Yes, the goal is to give a mechanism for defining new ops, not for overriding existing ATen ops.

New core ATen ops should still be implemented the way they are implemented inside PyTorch (i.e. in C++ or via the HOP mechanism).

We plan to add more overridable staticmethods for more things that appear in the future. If we need an inverse function, then we’ll add an inverse() method to the class.


  1. We’ve thought about this. There are two main problems: (a) which static method do we deduce the schema from? A user can define cpu() for CPU implementatin, cuda() for CUDA implementation, etc. (b) consistency. The schema is not just about type information, it is also about mutability information (e.g. if the operator mutates an input, this shows up in the schema). For consistency, it’s better if there is one way to define the schema (via string)

  2. This is an interesting request… but the better solution is probably to use torch.cond in this situation. Creating a custom op from Python means that the code will not work with AOTInductor, so it depends on what your inference pipeline looks like. Using torch.cond to represent both true/false branches means that the code will work in all situations (inference vs training, AOTInductor vs export)

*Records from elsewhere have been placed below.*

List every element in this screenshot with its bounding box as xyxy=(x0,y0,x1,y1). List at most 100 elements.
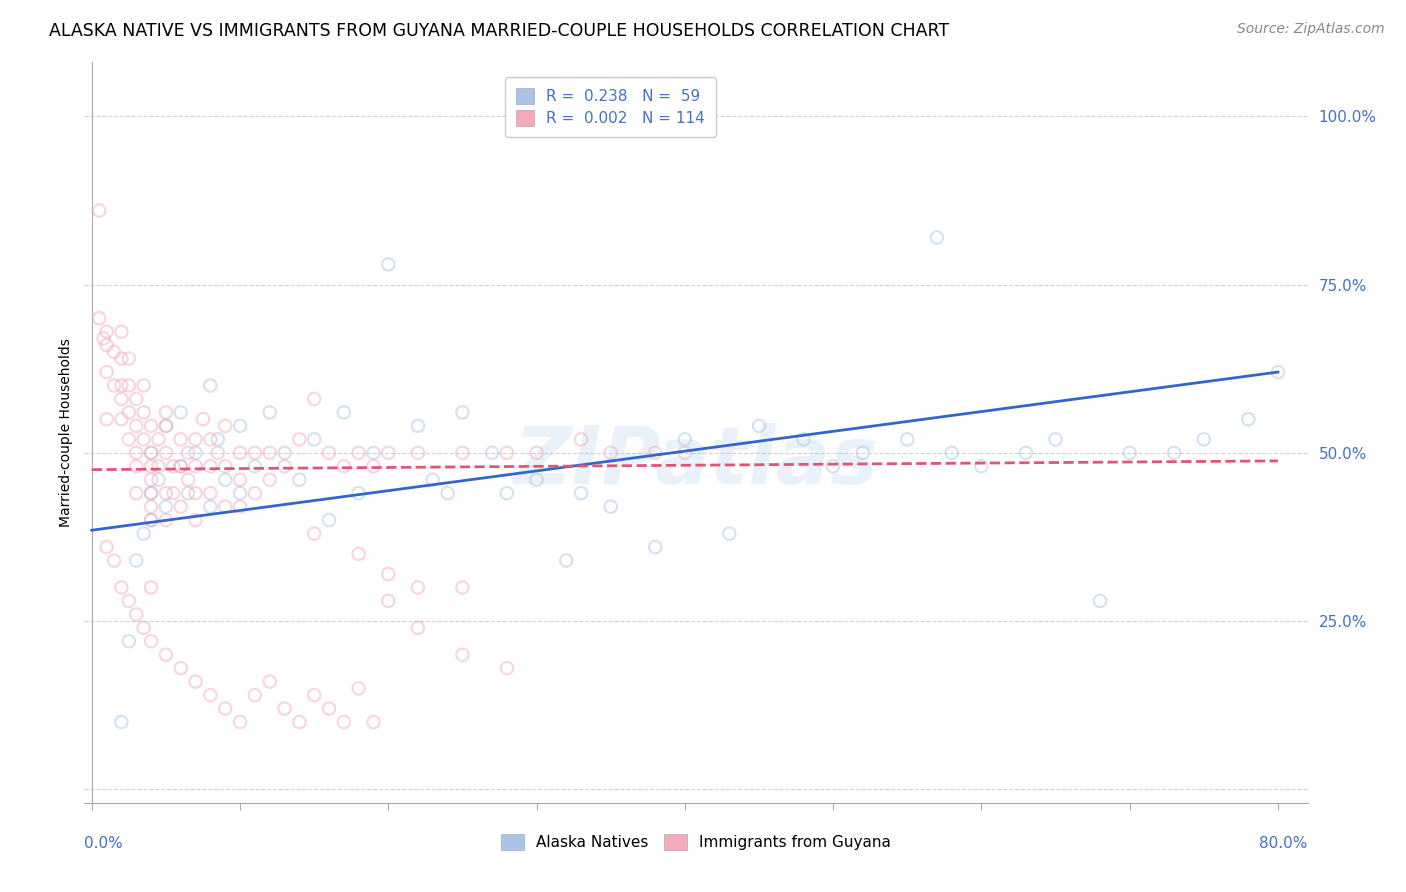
Text: ZIPatlas: ZIPatlas xyxy=(513,423,879,501)
Point xyxy=(110,581,132,595)
Point xyxy=(170,459,193,474)
Point xyxy=(243,459,266,474)
Point xyxy=(200,500,222,514)
Point xyxy=(1192,433,1215,447)
Point xyxy=(110,714,132,729)
Point xyxy=(118,594,141,608)
Point xyxy=(170,500,193,514)
Point xyxy=(155,418,177,433)
Point xyxy=(170,433,193,447)
Point xyxy=(177,486,200,500)
Point xyxy=(155,500,177,514)
Point xyxy=(155,513,177,527)
Point xyxy=(214,473,236,487)
Point xyxy=(302,688,325,702)
Point xyxy=(200,486,222,500)
Point xyxy=(139,473,162,487)
Point xyxy=(103,553,125,567)
Point xyxy=(1015,446,1038,460)
Point xyxy=(200,378,222,392)
Point xyxy=(1163,446,1185,460)
Point xyxy=(1045,433,1067,447)
Point xyxy=(184,486,207,500)
Point xyxy=(89,203,111,218)
Point xyxy=(302,526,325,541)
Point xyxy=(406,621,429,635)
Point xyxy=(406,418,429,433)
Point xyxy=(302,392,325,406)
Point xyxy=(451,405,474,419)
Point xyxy=(496,446,519,460)
Point xyxy=(451,581,474,595)
Point xyxy=(259,473,281,487)
Point xyxy=(496,661,519,675)
Point xyxy=(214,701,236,715)
Point xyxy=(96,365,118,379)
Point xyxy=(214,418,236,433)
Point xyxy=(925,230,948,244)
Point xyxy=(333,714,356,729)
Point xyxy=(184,674,207,689)
Point xyxy=(1237,412,1260,426)
Point xyxy=(125,459,148,474)
Point xyxy=(214,500,236,514)
Point xyxy=(110,392,132,406)
Point xyxy=(132,433,155,447)
Point xyxy=(200,433,222,447)
Point xyxy=(200,688,222,702)
Point xyxy=(170,661,193,675)
Point xyxy=(823,459,845,474)
Legend: Alaska Natives, Immigrants from Guyana: Alaska Natives, Immigrants from Guyana xyxy=(494,827,898,858)
Point xyxy=(110,325,132,339)
Point xyxy=(170,405,193,419)
Point xyxy=(177,446,200,460)
Point xyxy=(451,446,474,460)
Point xyxy=(184,446,207,460)
Point xyxy=(139,581,162,595)
Point xyxy=(125,446,148,460)
Point xyxy=(155,405,177,419)
Point xyxy=(288,714,311,729)
Point xyxy=(644,540,666,554)
Point xyxy=(125,486,148,500)
Point xyxy=(207,446,229,460)
Point xyxy=(139,418,162,433)
Point xyxy=(302,433,325,447)
Point xyxy=(377,257,399,271)
Point xyxy=(191,412,214,426)
Point xyxy=(363,714,385,729)
Point xyxy=(941,446,963,460)
Point xyxy=(139,634,162,648)
Point xyxy=(259,446,281,460)
Point xyxy=(118,378,141,392)
Point xyxy=(132,378,155,392)
Point xyxy=(406,446,429,460)
Point xyxy=(377,446,399,460)
Point xyxy=(1118,446,1140,460)
Point xyxy=(110,351,132,366)
Point xyxy=(148,433,170,447)
Point xyxy=(318,513,340,527)
Point xyxy=(148,473,170,487)
Y-axis label: Married-couple Households: Married-couple Households xyxy=(59,338,73,527)
Point xyxy=(110,378,132,392)
Point xyxy=(132,526,155,541)
Point xyxy=(259,674,281,689)
Point xyxy=(243,446,266,460)
Point xyxy=(139,446,162,460)
Point xyxy=(1267,365,1289,379)
Point xyxy=(363,446,385,460)
Point xyxy=(103,378,125,392)
Point xyxy=(125,553,148,567)
Point xyxy=(139,513,162,527)
Point xyxy=(184,433,207,447)
Point xyxy=(93,331,115,345)
Point xyxy=(148,459,170,474)
Point xyxy=(243,486,266,500)
Point xyxy=(288,433,311,447)
Point xyxy=(125,392,148,406)
Point xyxy=(347,547,370,561)
Point xyxy=(526,446,548,460)
Point xyxy=(103,344,125,359)
Point xyxy=(89,311,111,326)
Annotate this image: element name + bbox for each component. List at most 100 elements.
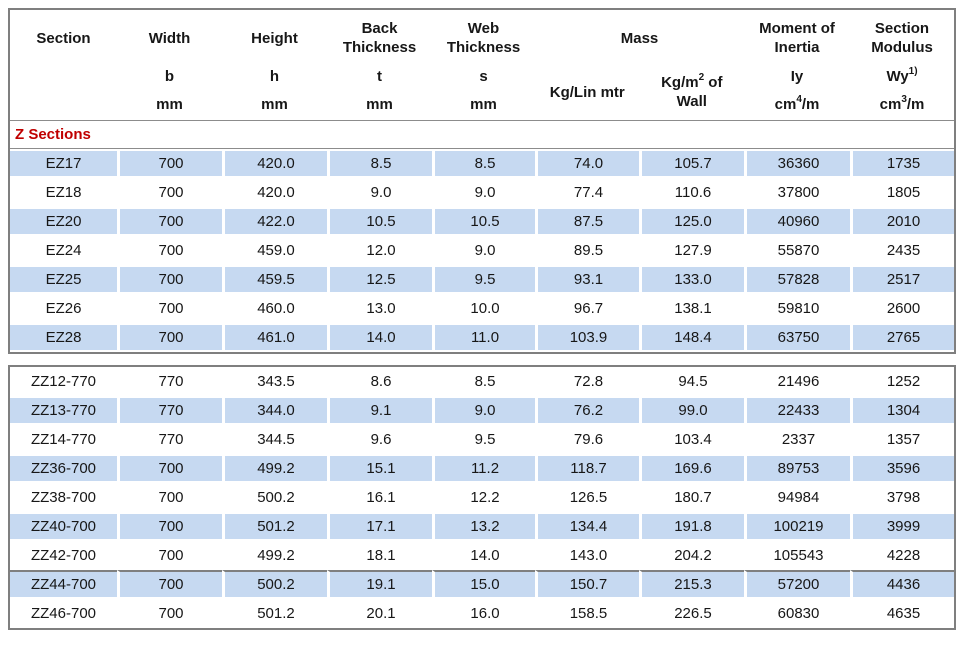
value-cell: 118.7 <box>535 454 639 483</box>
value-cell: 94.5 <box>639 367 744 396</box>
group-label: Z Sections <box>10 121 955 149</box>
value-cell: 343.5 <box>222 367 327 396</box>
value-cell: 2517 <box>850 265 955 294</box>
value-cell: 8.5 <box>432 149 535 178</box>
z-sections-table: Section Width b mm Height h mm Back Thic… <box>8 8 957 354</box>
col-label: Section Modulus <box>871 20 933 56</box>
value-cell: 10.5 <box>432 207 535 236</box>
col-symbol <box>10 64 117 92</box>
section-name-cell: EZ25 <box>10 265 117 294</box>
value-cell: 20.1 <box>327 599 432 628</box>
value-cell: 215.3 <box>639 570 744 599</box>
section-name-cell: ZZ14-770 <box>10 425 117 454</box>
value-cell: 1304 <box>850 396 954 425</box>
table-row: ZZ12-770 770 343.5 8.6 8.5 72.8 94.5 21496 1252 <box>10 367 954 396</box>
col-header-section: Section <box>10 10 117 121</box>
table-row: EZ26 700 460.0 13.0 10.0 96.7 138.1 59810 2600 <box>10 294 955 323</box>
value-cell: 57200 <box>744 570 850 599</box>
value-cell: 59810 <box>744 294 851 323</box>
col-label: Moment of Inertia <box>759 20 835 56</box>
value-cell: 344.5 <box>222 425 327 454</box>
section-name-cell: ZZ40-700 <box>10 512 117 541</box>
value-cell: 700 <box>117 207 222 236</box>
col-header-height: Height h mm <box>222 10 327 121</box>
col-symbol: Iy <box>790 68 804 85</box>
table-header: Section Width b mm Height h mm Back Thic… <box>10 10 955 121</box>
zz-sections-table: ZZ12-770 770 343.5 8.6 8.5 72.8 94.5 21496 1252 Z… <box>8 365 956 630</box>
value-cell: 1735 <box>850 149 955 178</box>
table-row: ZZ40-700 700 501.2 17.1 13.2 134.4 191.8 100219… <box>10 512 954 541</box>
value-cell: 99.0 <box>639 396 744 425</box>
col-header-web-thickness: Web Thickness s mm <box>432 10 535 121</box>
value-cell: 700 <box>117 236 222 265</box>
value-cell: 16.1 <box>327 483 432 512</box>
section-name-cell: ZZ36-700 <box>10 454 117 483</box>
value-cell: 8.6 <box>327 367 432 396</box>
section-name-cell: ZZ42-700 <box>10 541 117 570</box>
value-cell: 9.6 <box>327 425 432 454</box>
value-cell: 1805 <box>850 178 955 207</box>
value-cell: 700 <box>117 454 222 483</box>
value-cell: 8.5 <box>432 367 535 396</box>
col-unit: cm3/m <box>879 94 925 114</box>
value-cell: 420.0 <box>222 149 327 178</box>
value-cell: 700 <box>117 178 222 207</box>
value-cell: 500.2 <box>222 483 327 512</box>
value-cell: 169.6 <box>639 454 744 483</box>
value-cell: 13.0 <box>327 294 432 323</box>
value-cell: 100219 <box>744 512 850 541</box>
value-cell: 10.5 <box>327 207 432 236</box>
col-label: Section <box>36 29 91 47</box>
zz-rows-body: ZZ12-770 770 343.5 8.6 8.5 72.8 94.5 21496 1252 Z… <box>10 367 954 628</box>
value-cell: 4436 <box>850 570 954 599</box>
table-row: ZZ44-700 700 500.2 19.1 15.0 150.7 215.3 57200 4… <box>10 570 954 599</box>
header-row: Section Width b mm Height h mm Back Thic… <box>10 10 955 121</box>
col-label: Back Thickness <box>342 20 417 56</box>
value-cell: 37800 <box>744 178 851 207</box>
value-cell: 103.4 <box>639 425 744 454</box>
value-cell: 9.5 <box>432 265 535 294</box>
ez-rows-body: EZ17 700 420.0 8.5 8.5 74.0 105.7 36360 1735 EZ18… <box>10 149 955 352</box>
value-cell: 501.2 <box>222 599 327 628</box>
mass-per-area-line1: Kg/m2 of <box>661 72 723 92</box>
value-cell: 94984 <box>744 483 850 512</box>
value-cell: 126.5 <box>535 483 639 512</box>
value-cell: 133.0 <box>639 265 745 294</box>
section-name-cell: EZ26 <box>10 294 117 323</box>
value-cell: 11.0 <box>432 323 535 352</box>
section-name-cell: EZ18 <box>10 178 117 207</box>
value-cell: 344.0 <box>222 396 327 425</box>
value-cell: 19.1 <box>327 570 432 599</box>
value-cell: 12.5 <box>327 265 432 294</box>
col-header-moment-of-inertia: Moment of Inertia Iy cm4/m <box>744 10 851 121</box>
value-cell: 191.8 <box>639 512 744 541</box>
section-name-cell: EZ24 <box>10 236 117 265</box>
col-subheader-mass-per-area: Kg/m2 of Wall <box>640 64 745 120</box>
value-cell: 459.0 <box>222 236 327 265</box>
value-cell: 700 <box>117 570 222 599</box>
value-cell: 700 <box>117 512 222 541</box>
value-cell: 125.0 <box>639 207 745 236</box>
value-cell: 499.2 <box>222 541 327 570</box>
table-row: ZZ42-700 700 499.2 18.1 14.0 143.0 204.2 105543… <box>10 541 954 570</box>
value-cell: 11.2 <box>432 454 535 483</box>
value-cell: 700 <box>117 323 222 352</box>
value-cell: 72.8 <box>535 367 639 396</box>
value-cell: 150.7 <box>535 570 639 599</box>
table-row: EZ17 700 420.0 8.5 8.5 74.0 105.7 36360 1735 <box>10 149 955 178</box>
value-cell: 2600 <box>850 294 955 323</box>
value-cell: 8.5 <box>327 149 432 178</box>
value-cell: 16.0 <box>432 599 535 628</box>
value-cell: 36360 <box>744 149 851 178</box>
value-cell: 158.5 <box>535 599 639 628</box>
table-row: EZ28 700 461.0 14.0 11.0 103.9 148.4 63750 2765 <box>10 323 955 352</box>
value-cell: 501.2 <box>222 512 327 541</box>
block-gap <box>8 354 952 365</box>
value-cell: 13.2 <box>432 512 535 541</box>
table-row: ZZ46-700 700 501.2 20.1 16.0 158.5 226.5 60830 4… <box>10 599 954 628</box>
col-symbol: Wy1) <box>886 66 918 86</box>
col-unit: mm <box>156 96 183 113</box>
value-cell: 700 <box>117 265 222 294</box>
col-symbol: b <box>164 68 175 85</box>
table-row: ZZ14-770 770 344.5 9.6 9.5 79.6 103.4 2337 1357 <box>10 425 954 454</box>
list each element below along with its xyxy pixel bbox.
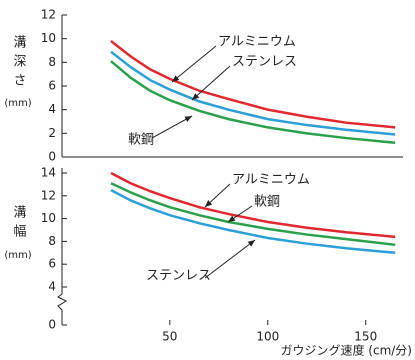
series-line <box>110 188 396 255</box>
y-tick-label: 4 <box>48 280 56 294</box>
series-label: ステンレス <box>146 269 211 284</box>
annotation-arrow <box>204 183 231 208</box>
y-tick-label: 8 <box>48 55 56 69</box>
y-tick-label: 14 <box>41 166 56 180</box>
y-axis-label: 溝深さ <box>11 35 27 92</box>
series-line <box>110 60 396 145</box>
y-tick-label: 0 <box>48 150 56 164</box>
y-axis <box>57 168 68 325</box>
series-line <box>110 171 396 239</box>
series-line <box>110 50 396 136</box>
y-tick-label: 10 <box>41 31 56 45</box>
y-axis-label: 溝幅 <box>11 205 27 243</box>
series-label: アルミニウム <box>232 173 310 188</box>
y-tick-label: 6 <box>48 257 56 271</box>
series-label: 軟鋼 <box>254 194 280 210</box>
annotation-arrow <box>227 205 253 223</box>
series-label: 軟鋼 <box>128 132 154 148</box>
y-tick-label: 6 <box>48 79 56 93</box>
y-axis-unit: (mm) <box>4 250 31 261</box>
y-tick-label: 4 <box>48 102 56 116</box>
annotation-arrow <box>151 115 193 139</box>
y-tick-label: 12 <box>41 188 56 202</box>
series-line <box>110 182 396 247</box>
annotation-arrow <box>204 239 256 279</box>
x-tick-label: 100 <box>256 330 279 344</box>
series-label: ステンレス <box>232 55 297 70</box>
annotation-arrow <box>191 65 231 101</box>
annotation-arrow <box>171 45 217 83</box>
x-axis-label: ガウジング速度 (cm/分) <box>280 343 412 358</box>
series-line <box>110 40 396 129</box>
y-tick-label: 0 <box>48 318 56 332</box>
y-tick-label: 10 <box>41 211 56 225</box>
y-tick-label: 8 <box>48 234 56 248</box>
y-tick-label: 12 <box>41 8 56 22</box>
y-tick-label: 2 <box>48 126 56 140</box>
series-label: アルミニウム <box>218 35 296 50</box>
x-tick-label: 150 <box>354 330 377 344</box>
y-axis-unit: (mm) <box>4 98 31 109</box>
x-tick-label: 50 <box>162 330 177 344</box>
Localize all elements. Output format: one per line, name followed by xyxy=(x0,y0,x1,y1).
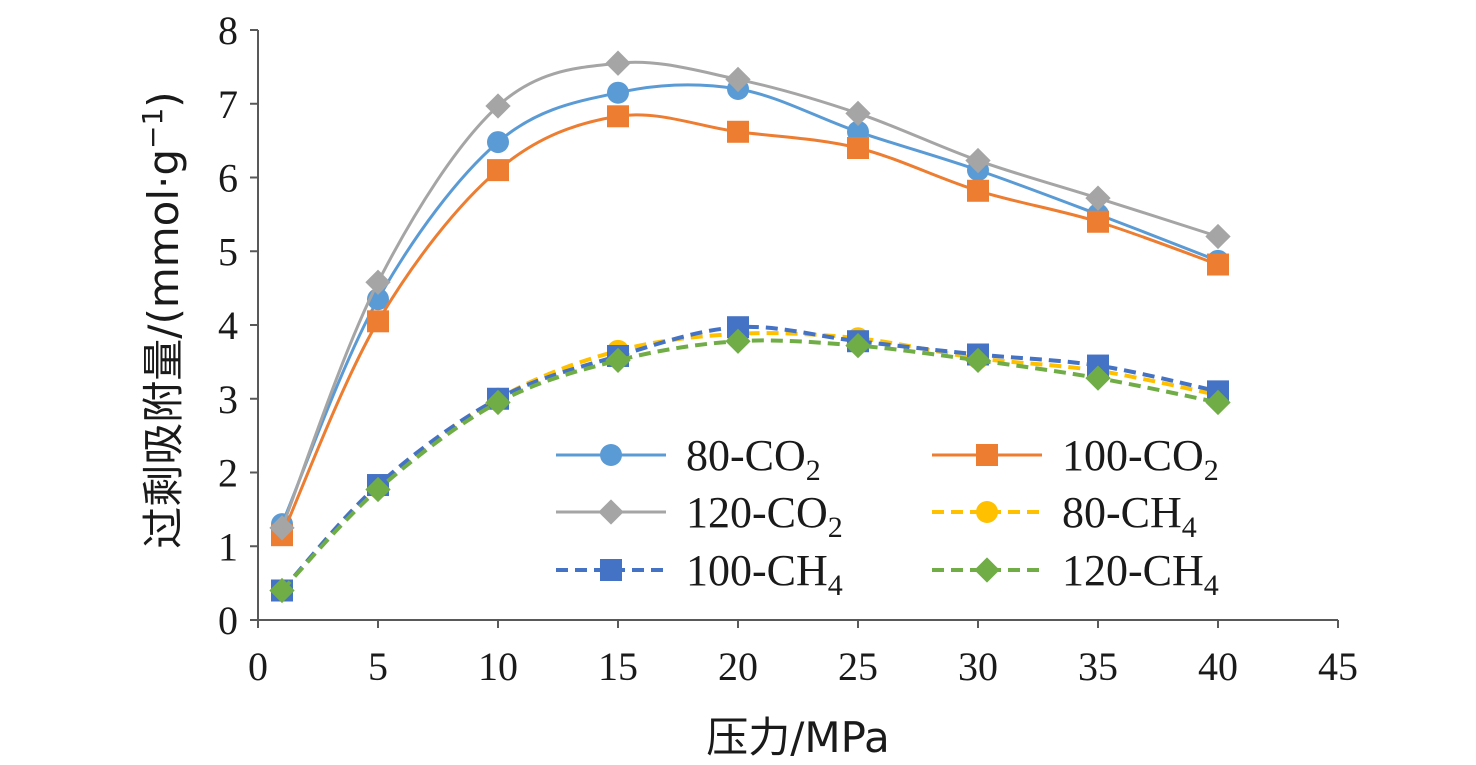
series-6 xyxy=(269,328,1231,604)
legend-label: 120-CO2 xyxy=(686,488,843,544)
legend-label-main: 100-CH xyxy=(686,546,828,595)
data-point xyxy=(845,333,871,359)
y-axis-title-main: 过剩吸附量/(mmol·g xyxy=(139,149,188,549)
legend-label-subscript: 4 xyxy=(1182,511,1197,544)
legend-entry: 100-CH4 xyxy=(556,546,843,602)
x-tick-label: 25 xyxy=(838,644,878,689)
legend-entry: 120-CH4 xyxy=(932,546,1219,602)
y-tick-label: 5 xyxy=(218,229,238,274)
series-layer xyxy=(269,50,1231,604)
x-tick-label: 45 xyxy=(1318,644,1358,689)
legend-marker xyxy=(974,557,1000,583)
data-point xyxy=(725,66,751,93)
y-tick-label: 6 xyxy=(218,156,238,201)
legend-label-main: 80-CO xyxy=(686,431,806,480)
data-point xyxy=(1205,389,1231,416)
legend-label-subscript: 2 xyxy=(806,454,821,487)
data-point xyxy=(965,347,991,374)
data-point xyxy=(847,137,869,159)
x-tick-label: 35 xyxy=(1078,644,1118,689)
legend-label-subscript: 4 xyxy=(1204,569,1219,602)
legend-entry: 80-CH4 xyxy=(932,488,1197,544)
y-tick-label: 8 xyxy=(218,8,238,53)
legend-marker xyxy=(598,499,624,525)
x-axis-title: 压力/MPa xyxy=(706,713,890,762)
data-point xyxy=(269,577,295,604)
y-tick-label: 4 xyxy=(218,303,238,348)
y-tick-label: 2 xyxy=(218,451,238,496)
data-point xyxy=(607,81,629,104)
data-point xyxy=(607,105,629,128)
x-tick-label: 20 xyxy=(718,644,758,689)
legend-label: 80-CH4 xyxy=(1062,488,1197,544)
legend-marker xyxy=(976,501,998,523)
data-point xyxy=(367,310,389,333)
x-tick-label: 30 xyxy=(958,644,998,689)
y-tick-label: 0 xyxy=(218,598,238,643)
data-point xyxy=(485,93,511,119)
x-tick-label: 40 xyxy=(1198,644,1238,689)
data-point xyxy=(725,328,751,354)
legend-label-main: 80-CH xyxy=(1062,488,1182,537)
series-3 xyxy=(269,50,1231,541)
data-point xyxy=(845,100,871,126)
x-tick-label: 0 xyxy=(248,644,268,689)
data-point xyxy=(1207,253,1229,276)
data-point xyxy=(1085,365,1111,391)
x-tick-label: 5 xyxy=(368,644,388,689)
x-tick-label: 10 xyxy=(478,644,518,689)
legend-marker xyxy=(976,444,998,466)
data-point xyxy=(1087,210,1109,233)
data-point xyxy=(487,131,509,154)
legend-label-main: 120-CO xyxy=(686,488,828,537)
y-tick-label: 3 xyxy=(218,377,238,422)
y-axis-title: 过剩吸附量/(mmol·g−1) xyxy=(136,91,188,548)
legend-marker xyxy=(600,444,622,466)
legend-entry: 80-CO2 xyxy=(556,431,821,487)
data-point xyxy=(727,316,749,339)
data-point xyxy=(605,347,631,374)
data-point xyxy=(965,147,991,174)
legend-label-subscript: 2 xyxy=(828,511,843,544)
legend-label: 100-CH4 xyxy=(686,546,843,602)
legend-label: 120-CH4 xyxy=(1062,546,1219,602)
y-axis-title-close: ) xyxy=(139,91,188,107)
y-tick-label: 1 xyxy=(218,524,238,569)
legend-label-main: 120-CH xyxy=(1062,546,1204,595)
legend-label-subscript: 2 xyxy=(1204,454,1219,487)
data-point xyxy=(365,476,391,503)
series-2 xyxy=(271,105,1229,547)
data-point xyxy=(269,515,295,541)
legend-entry: 120-CO2 xyxy=(556,488,843,544)
y-tick-label: 7 xyxy=(218,82,238,127)
legend-marker xyxy=(600,559,622,581)
data-point xyxy=(487,159,509,182)
data-point xyxy=(605,50,631,76)
legend-label: 80-CO2 xyxy=(686,431,821,487)
legend-label-main: 100-CO xyxy=(1062,431,1204,480)
legend-label: 100-CO2 xyxy=(1062,431,1219,487)
legend-label-subscript: 4 xyxy=(828,569,843,602)
data-point xyxy=(727,120,749,143)
data-point xyxy=(485,389,511,416)
data-point xyxy=(967,179,989,202)
x-tick-label: 15 xyxy=(598,644,638,689)
data-point xyxy=(1205,223,1231,250)
data-point xyxy=(1085,185,1111,211)
legend-entry: 100-CO2 xyxy=(932,431,1219,487)
y-axis-title-superscript: −1 xyxy=(136,108,169,149)
data-point xyxy=(365,269,391,295)
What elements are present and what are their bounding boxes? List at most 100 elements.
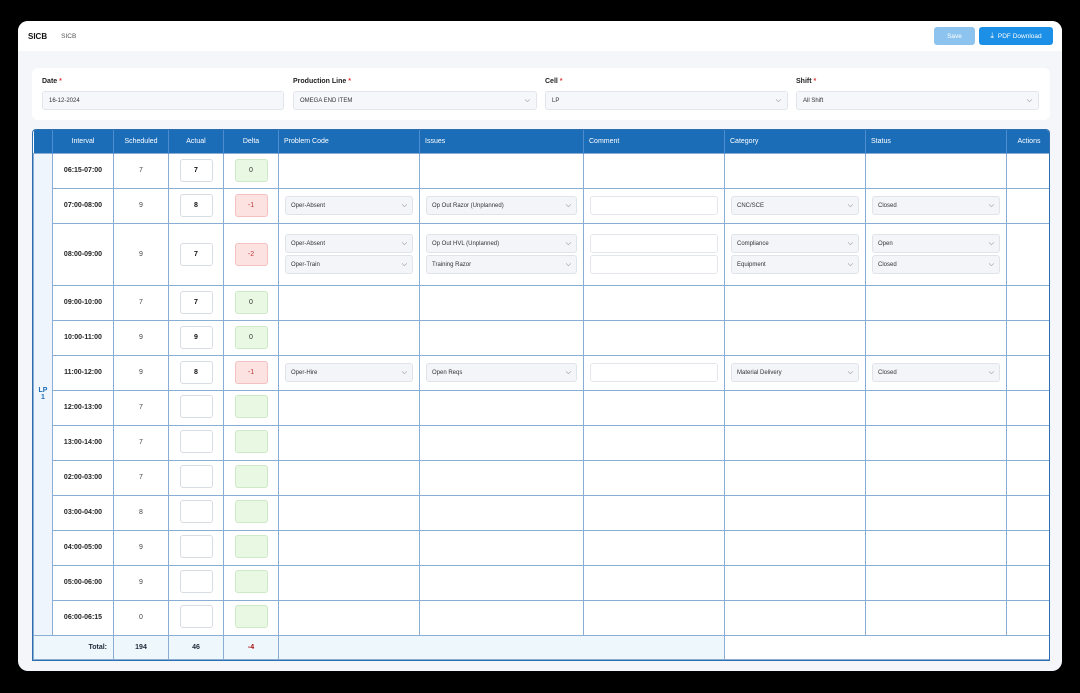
category-cell [724, 459, 866, 496]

  3. What does the configuration object look like?

By the way, if these threads get too long, please feel free to comment directly on the gdoc! Your feedback is very appreciated.

Hi, @zou3519, Thanks for your response.

1 - Ok, got it. I guess that the abstract can be used, or even a function named signature or something, and add some type annotations e.g. x: Out[Tensor], but it becomes less useful.
2 - I am aware that AOTInducter will not work - I do not plan to use inductor as a backend. We have our own backend - we want the dynamo graph for the forward, in order to compile it with our backend. As for the backward pass - I’m ok with eager - it’s the best I can expect. Dynamo utterly fails on our code - I get ~80 graph breaks per custom convolution layer. Data dependent conditions are just an illustrative example.
3 - We usually work with simple dataclasses, but dicts can also be ok.

Thanks Again,

If there is anything I can help with pushing this API, let me know, I will do my best.


  1. It should be simple to build this API on top of the Python Custom Op proposal, but I’m not sure that we’ll build it into the API. What you’d want to do here is just switch on if the input Tensors have requires_grad=True: if they do, then call a custom op, if they don’t, then call a python function.

  2. Is it possible to splat the dataclass so that it can be passed into an operator?

Hi @zou3519

  1. Hmm. I think I did bad work explaining myself, will retry:
    The basic Idea is to have a multi-level compilation. First create a graph at some level of abstraction, do some transformations on it (e.g. conv-bn fuse, but with custom conv) and then pass it to further compilation, or stop at this level and train eagerly with autograd.

    My goal is to separate the level the ops graph is represented from the level in which manual gradients are required (like torch.fx autowrap_functions argument).

  2. If by splatting you mean decompose to trivial arguments - not sure. We have some lists there and a large number of members, which will make the schemas complex. Serializing to str is always an option, but in would be much nicer to be able to pass generic python object.